Angora Wool


Angora Wool

Angora wool is the type of wool that is gotten from Angora rabbits. These are a breed of rabbits known for their thick, soft, fluffy and silky coats. There are several different types of Angora rabbits, but there are 4 breeds that are well recognized. These are French, English, Giant and Satin. Another relatively popular breed is the German Angora rabbit.

The English Angora rabbit is very popular despite being the smallest of the 4 major breeds. This is because it has more wool than guard hair. The French Angora rabbit on the other hand has a rather high percentage of guard hair. The Satin Angora rabbit, as the name suggests has a stain like coat and the wool from this breed is very easy to spin. The Giant Angora rabbit is the largest of the breeds and consequently produces the highest quantity of wool.

Some people may think that Angora wool is produced by Angora goats, and it is easy to see why. However, the wool produced by Angora goats is called mohair. The wool from the Angora rabbit is said to be many times warmer than the wool from sheep or goats.

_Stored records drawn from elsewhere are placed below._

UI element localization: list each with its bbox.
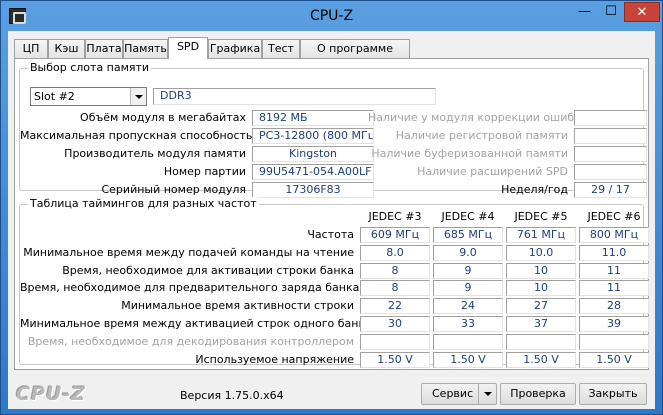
timing-col-header: JEDEC #3 <box>368 210 422 223</box>
tab-bench[interactable]: Тест <box>262 39 300 58</box>
part-number-label: Номер партии <box>163 165 246 178</box>
registered-label: Наличие регистровой памяти <box>395 129 568 142</box>
timing-cell: 1.50 V <box>360 351 430 368</box>
tab-cpu[interactable]: ЦП <box>14 39 48 58</box>
tools-button-label: Сервис <box>432 387 474 400</box>
timing-cell: 9 <box>433 262 503 279</box>
timing-col-header: JEDEC #6 <box>587 210 641 223</box>
timing-col-header: JEDEC #4 <box>441 210 495 223</box>
module-size-value: 8192 МБ <box>252 110 374 126</box>
timings-group: Таблица таймингов для разных частот JEDE… <box>19 197 649 368</box>
timing-cell: 11.0 <box>579 244 649 261</box>
manufacturer-value: Kingston <box>252 146 374 162</box>
timing-row-label: Минимальное время активности строки <box>121 299 354 313</box>
timing-cell: 1.50 V <box>506 351 576 368</box>
timing-cell: 27 <box>506 298 576 315</box>
module-size-label: Объём модуля в мегабайтах <box>80 111 246 124</box>
minimize-button[interactable]: — <box>571 2 598 22</box>
maximize-button[interactable]: ☐ <box>598 2 624 22</box>
timing-cell: 8.0 <box>360 244 430 261</box>
version-text: Версия 1.75.0.x64 <box>180 389 284 402</box>
close-window-button[interactable]: ✕ <box>624 2 660 22</box>
spd-ext-label: Наличие расширений SPD <box>417 165 568 178</box>
timing-row-label: Частота <box>307 228 354 241</box>
buffered-value <box>574 146 647 162</box>
timing-cell: 33 <box>433 316 503 332</box>
tools-button[interactable]: Сервис <box>421 383 497 405</box>
timing-cell <box>579 333 649 350</box>
timing-cell: 761 МГц <box>506 227 576 243</box>
timing-cell <box>433 333 503 350</box>
buffered-label: Наличие буферизованной памяти <box>371 147 568 160</box>
tab-spd[interactable]: SPD <box>168 37 208 59</box>
slot-group: Выбор слота памяти Slot #2 DDR3 Объём мо… <box>19 61 647 198</box>
timing-row-label: Минимальное время между активацией строк… <box>20 317 372 330</box>
timing-cell: 10.0 <box>506 244 576 261</box>
timing-cell: 8 <box>360 262 430 279</box>
timing-cell: 9.0 <box>433 244 503 261</box>
spd-ext-value <box>574 164 647 180</box>
bottom-bar: CPU-Z Версия 1.75.0.x64 Сервис Проверка … <box>8 375 655 409</box>
title-bar[interactable]: CPU-Z — ☐ ✕ <box>1 1 662 31</box>
timing-cell: 800 МГц <box>579 227 649 243</box>
spd-panel: Выбор слота памяти Slot #2 DDR3 Объём мо… <box>14 58 649 370</box>
timing-cell: 30 <box>360 316 430 332</box>
timing-row-label: Используемое напряжение <box>195 352 354 366</box>
memory-type-value: DDR3 <box>153 88 436 105</box>
timing-cell: 24 <box>433 298 503 315</box>
slot-group-legend: Выбор слота памяти <box>28 61 152 74</box>
tab-cache[interactable]: Кэш <box>48 39 85 58</box>
close-button[interactable]: Закрыть <box>579 383 647 405</box>
window-title: CPU-Z <box>309 8 354 24</box>
timing-cell: 10 <box>506 262 576 279</box>
max-bandwidth-value: PC3-12800 (800 МГц) <box>252 128 374 144</box>
cpuz-window: CPU-Z — ☐ ✕ ЦП Кэш Плата Память SPD Граф… <box>0 0 663 415</box>
timing-cell: 39 <box>579 316 649 332</box>
timing-cell: 685 МГц <box>433 227 503 243</box>
tab-graphics[interactable]: Графика <box>208 39 262 58</box>
ecc-label: Наличие у модуля коррекции ошибок <box>368 111 588 124</box>
cpuz-logo: CPU-Z <box>16 383 86 405</box>
timing-cell: 11 <box>579 280 649 297</box>
timing-row-label: Минимальное время между подачей команды … <box>23 245 354 259</box>
validate-button[interactable]: Проверка <box>500 383 576 405</box>
timing-cell <box>360 333 430 350</box>
timing-col-header: JEDEC #5 <box>514 210 568 223</box>
serial-number-label: Серийный номер модуля <box>101 183 246 196</box>
timing-row-label: Время, необходимое для декодирования кон… <box>27 334 354 348</box>
ecc-value <box>574 110 647 126</box>
timing-cell <box>506 333 576 350</box>
timing-cell: 1.50 V <box>433 351 503 368</box>
tab-about[interactable]: О программе <box>300 39 410 58</box>
timing-cell: 609 МГц <box>360 227 430 243</box>
timing-cell: 28 <box>579 298 649 315</box>
timing-row-label: Время, необходимое для активации строки … <box>62 263 354 277</box>
timing-cell: 10 <box>506 280 576 297</box>
serial-number-value: 17306F83 <box>252 182 374 198</box>
slot-select-value: Slot #2 <box>34 90 75 103</box>
timing-row-label: Время, необходимое для предварительного … <box>20 281 360 295</box>
slot-select[interactable]: Slot #2 <box>30 87 147 106</box>
timing-cell: 37 <box>506 316 576 332</box>
tab-memory[interactable]: Память <box>123 39 168 58</box>
max-bandwidth-label: Максимальная пропускная способность <box>20 129 253 142</box>
timing-cell: 1.50 V <box>579 351 649 368</box>
timing-cell: 22 <box>360 298 430 315</box>
chevron-down-icon[interactable] <box>130 88 146 105</box>
tab-mainboard[interactable]: Плата <box>85 39 123 58</box>
timing-cell: 11 <box>579 262 649 279</box>
timings-group-legend: Таблица таймингов для разных частот <box>28 197 259 210</box>
week-year-value: 29 / 17 <box>574 182 647 198</box>
timing-cell: 8 <box>360 280 430 297</box>
manufacturer-label: Производитель модуля памяти <box>64 147 246 160</box>
timing-cell: 9 <box>433 280 503 297</box>
part-number-value: 99U5471-054.A00LF <box>252 164 374 180</box>
client-area: ЦП Кэш Плата Память SPD Графика Тест О п… <box>8 31 655 409</box>
chevron-down-icon[interactable] <box>478 384 496 404</box>
week-year-label: Неделя/год <box>501 183 568 196</box>
registered-value <box>574 128 647 144</box>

Angora wool is harvested from the rabbits through a number of methods. The wool can be shorn, plucked or collected when the rabbits are molting. The Angora rabbits molt 3 times a year. Molting and plucking are quite similar as the wool cannot be plucked unless the rabbit is molting. Shearing is usually done for the breeds that do not molt such as the Giant and German Angora rabbits. Shearing may also be preferred by farmers who would like a higher yield from their rabbits. However, shearing results in lower quality wool as the wool is mixed with other hairs from the rabbit.

Angora rabbits are constantly groomed to prevent the fur from getting matted and tangled. The grooming is also done to remove any debris caught in the fur. Depending on how well groomed the rabbit is kept and the harvesting process, the Angora wool can be spun into yarn directly from the source, without any need for carding.

Pure Angora wool items are rare to find and mainly in small pieces. This is because the wool has very fine fibers which easily become unraveled. Angora is quite often blended with sheep wool, silk, cashmere or mohair, with the blends typically being made up of 30 to 50% angora. Blending is to make the fabric more elastic. This wool blends quite well with the other fibers.

Angora wool is quite often made to make garments such as baby clothes, sweaters, hats, winter underwear, sutings, felting and knitting yarn. Even though fabric made from this wool has a very luxurious feel, it is quite durable and can be hand washed. Unlike sheep’s wool, Angora wool does not irritate the skin.